Dado que sempre contemplaram sua literatura sob o signo da eternidade, não parece demasiado estranho enviar-lhe uma carta (Borges, faz dez anos). Se alguma vez algum contemporâneo pareceu destinado à imortalidade literária, este era o senhor. O senhor era em grande medida o produto de seu tempo, de sua cultura e, no entanto, sabia como transcender seu tempo, sua cultura, de uma forma que resulta bastante mágica. Isto tinha algo a ver com a abertura e a generosidade, próprias de sua atenção. Era o menos egocêntrico, o mais transparente dos escritores... e também o  mais artístico. Também tinha algo a ver com uma pureza natural de espírito. Ainda que tenha vivido entre nós durante um tempo bastante prolongado, aperfeiçoou as práticas do fastio e da indiferença, que também o converteram num viajante-especialista mental em outras eras. Tinha um sentido do tempo diferente dos demais. As idéias comuns de passado, presente e futuro pareciam banais sob seu olhar. O senhor gostava de dizer que cada momento do tempo contém o passado e o futuro, citando (se bem me lembro) o poeta Browning, que escreveu algo assim como "o presente é o instante no qual o futuro se derruba no passado". Isso, sem dúvida, era expressão de sua modéstia: seu contentamento em encontrar suas idéias nas idéias de outros escritores.

Essa modéstia se inseria na segurança de sua presença. O senhor era um descobridor de novas alegrias. Um pessimismo tão profundo, tão sereno como o seu, não necessitava da indignação. Melhor fosse inventivo... e o senhor era, sobretudo, inventivo. A serenidade e a transcendência do ser que o senhor encontrou, são para mim exemplares. O senhor demonstrou de que maneira a infelicidade não precisa ser uma necessidade, ainda que a perspicácia e o esclarecimento não nos livrem do terror de tudo isso. Em algum momento o senhor disse que um escritor - acrescentando delicadamente: todas as pessoas - deve pensar que qualquer coisa que lhe suceda, será um recurso. 
(Estava falando da sua própria cegueira).

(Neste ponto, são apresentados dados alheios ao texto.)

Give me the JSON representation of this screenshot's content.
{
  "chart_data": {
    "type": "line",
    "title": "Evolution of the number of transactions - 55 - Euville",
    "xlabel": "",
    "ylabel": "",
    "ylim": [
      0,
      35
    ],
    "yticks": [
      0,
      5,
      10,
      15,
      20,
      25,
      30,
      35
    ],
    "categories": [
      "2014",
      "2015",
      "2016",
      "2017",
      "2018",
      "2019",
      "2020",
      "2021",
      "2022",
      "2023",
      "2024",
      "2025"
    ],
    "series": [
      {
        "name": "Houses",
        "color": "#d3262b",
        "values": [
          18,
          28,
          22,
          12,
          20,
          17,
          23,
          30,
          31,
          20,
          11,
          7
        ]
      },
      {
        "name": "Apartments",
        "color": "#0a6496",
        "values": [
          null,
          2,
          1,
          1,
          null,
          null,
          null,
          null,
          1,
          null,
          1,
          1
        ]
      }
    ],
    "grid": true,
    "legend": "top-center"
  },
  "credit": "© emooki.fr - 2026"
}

O senhor foi um grande recurso para outros escritores. Em 1982 – quer dizer, quatro anos antes de morrer (Borges, faz dez anos!) – eu disse numa entrevista: "Hoje não existe nenhum outro escritor vivente que importe mais a outros escritores que Borges. Muitos diriam que é o maior escritor vivente... São muito poucos escritores de hoje que dele não aprenderam ou o não o imitaram". E isso continua sendo assim.  Ainda continuamos aprendendo com o senhor. 
Ainda continuamos a imitá-lo. O senhor ofereceu às pessoas novas maneiras de imaginar, ao mesmo tempo que reiterava, aqui e acolá, nossa dívida com o passado, sobretudo com a  literatura. O senhor disse que devemos à literatura praticamente tudo o que somos e o que fomos. Se os livros desaparecerem, desaparecerão a história e também os seres humanos.Estou convencida de que tem razão. Os livros não são apenas a soma arbitrária de nossos sonhos e de nossa memória. Também nos fornecem o modelo da autotranscendência. Alguns pensam que a leitura é somente uma forma de escapismo: um escape do cotidiano "real" a um mundo imaginário, o mundo dos livros. Os livros são muito mais do que isso.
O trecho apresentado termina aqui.